Auf diese Weise haben es die Partner bisher stets geschafft, jungen Menschen den Weg zu neuen Bildungszielen zu ebnen. Ist ein Kurs erst einmal voll, beginnt die Arbeit aber oft erst richtig. Das machte Lehrer Gerhard Marbold deutlich. Er habe gelernt, zunächst die Lerninhalte beiseitezuschieben. Vielmehr gehe es darum, den Schülern wieder eine positive Einstellung zum Leben und zum Lernen zu vermitteln, ihnen den negativen Stempel zu nehmen, um sie dann mit auf die folgende Bildungsreise nehmen zu können.

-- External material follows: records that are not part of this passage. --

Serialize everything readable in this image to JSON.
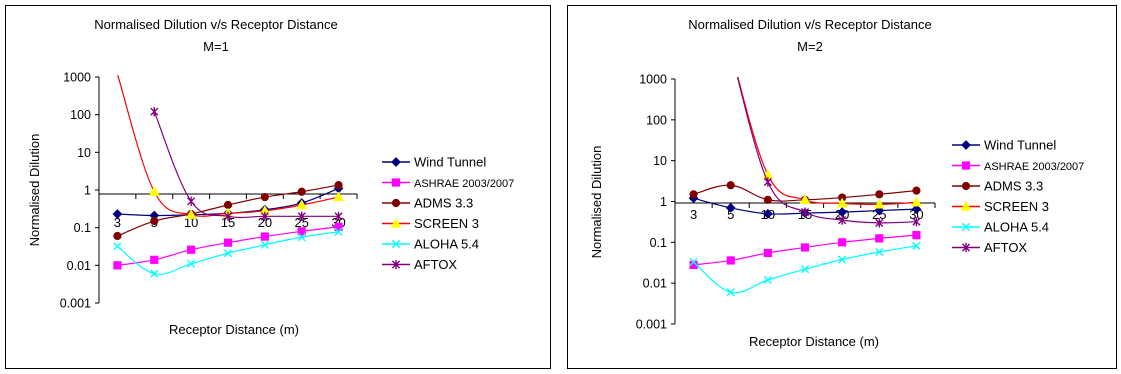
{
  "chart_data": [
    {
      "type": "line",
      "title": "Normalised Dilution v/s Receptor Distance",
      "subtitle": "M=1",
      "xlabel": "Receptor Distance (m)",
      "ylabel": "Normalised Dilution",
      "y_scale": "log",
      "ylim": [
        0.001,
        1000
      ],
      "yticks": [
        "0.001",
        "0.01",
        "0.1",
        "1",
        "10",
        "100",
        "1000"
      ],
      "categories": [
        "3",
        "5",
        "10",
        "15",
        "20",
        "25",
        "30"
      ],
      "grid": false,
      "legend_position": "right",
      "series": [
        {
          "name": "Wind Tunnel",
          "color": "#000080",
          "marker": "diamond",
          "values": [
            0.23,
            0.21,
            0.22,
            0.24,
            0.3,
            0.45,
            1.1
          ]
        },
        {
          "name": "ASHRAE 2003/2007",
          "color": "#FF00FF",
          "marker": "square",
          "values": [
            0.01,
            0.014,
            0.026,
            0.04,
            0.058,
            0.08,
            0.105
          ]
        },
        {
          "name": "ADMS 3.3",
          "color": "#800000",
          "marker": "circle",
          "values": [
            0.06,
            0.15,
            0.23,
            0.4,
            0.65,
            0.9,
            1.35
          ]
        },
        {
          "name": "SCREEN 3",
          "color": "#FF0000",
          "marker": "triangle",
          "marker_color": "#FFFF00",
          "values": [
            1200,
            0.9,
            0.22,
            0.24,
            0.28,
            0.4,
            0.65
          ]
        },
        {
          "name": "ALOHA 5.4",
          "color": "#00FFFF",
          "marker": "x",
          "values": [
            0.032,
            0.006,
            0.011,
            0.021,
            0.035,
            0.056,
            0.078
          ]
        },
        {
          "name": "AFTOX",
          "color": "#800080",
          "marker": "star",
          "values": [
            null,
            120,
            0.5,
            0.2,
            0.2,
            0.2,
            0.2
          ]
        }
      ]
    },
    {
      "type": "line",
      "title": "Normalised Dilution v/s Receptor Distance",
      "subtitle": "M=2",
      "xlabel": "Receptor Distance (m)",
      "ylabel": "Normalised Dilution",
      "y_scale": "log",
      "ylim": [
        0.001,
        1000
      ],
      "yticks": [
        "0.001",
        "0.01",
        "0.1",
        "1",
        "10",
        "100",
        "1000"
      ],
      "categories": [
        "3",
        "5",
        "10",
        "15",
        "20",
        "25",
        "30"
      ],
      "grid": false,
      "legend_position": "right",
      "series": [
        {
          "name": "Wind Tunnel",
          "color": "#000080",
          "marker": "diamond",
          "values": [
            1.2,
            0.7,
            0.5,
            0.52,
            0.55,
            0.6,
            0.65
          ]
        },
        {
          "name": "ASHRAE 2003/2007",
          "color": "#FF00FF",
          "marker": "square",
          "values": [
            0.028,
            0.036,
            0.055,
            0.075,
            0.1,
            0.125,
            0.15
          ]
        },
        {
          "name": "ADMS 3.3",
          "color": "#800000",
          "marker": "circle",
          "values": [
            1.5,
            2.5,
            1.1,
            1.1,
            1.25,
            1.5,
            1.85
          ]
        },
        {
          "name": "SCREEN 3",
          "color": "#FF0000",
          "marker": "triangle",
          "marker_color": "#FFFF00",
          "values": [
            null,
            5000,
            4.5,
            1.1,
            0.9,
            0.85,
            0.95
          ]
        },
        {
          "name": "ALOHA 5.4",
          "color": "#00FFFF",
          "marker": "x",
          "values": [
            0.033,
            0.006,
            0.012,
            0.022,
            0.038,
            0.058,
            0.082
          ]
        },
        {
          "name": "AFTOX",
          "color": "#800080",
          "marker": "star",
          "values": [
            null,
            5000,
            3.0,
            0.55,
            0.35,
            0.3,
            0.32
          ]
        }
      ]
    }
  ]
}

Trotz aller Kooperationspartner – ohne Ilona Thumann ginge es nicht. Die Lehrerin ist der Motor und die Seele der Projekte. Sie freut sich mit den jungen Leuten, wenn sie zum ersten Mal in ihrem Leben die Note „zwei“ in Mathematik schreiben. Sie ist begeistert, wenn sie später erzählen, dass sie auch die Ausbildung erfolgreich geschafft haben.
Gelebtes Engagement, das die Kommune gern unterstützt, wie der Erste Samtgemeinderat, Frank Wuller, sowie der stellvertretende Bürgermeister der Stadt Quakenbrück, Paul Gärtner, betonten. Die Arbeit der VHS und des Vereins für Jugendhilfe sei ein wichtiger Bestandteil des Bildungssystems in der Region. Überdies könne es sich die Gesellschaft nicht leisten, auch nur ein Talent verloren zu geben, betonten die beiden. Sätze, die alle Beteiligten gerne hörten. Quakenbrück und das Mehrgenerationenhaus wird so auch weiterhin ein guter Ausgangspunkt von erfolgreichen Zweitbildungswegen bleiben. Die Schüler werden es danken.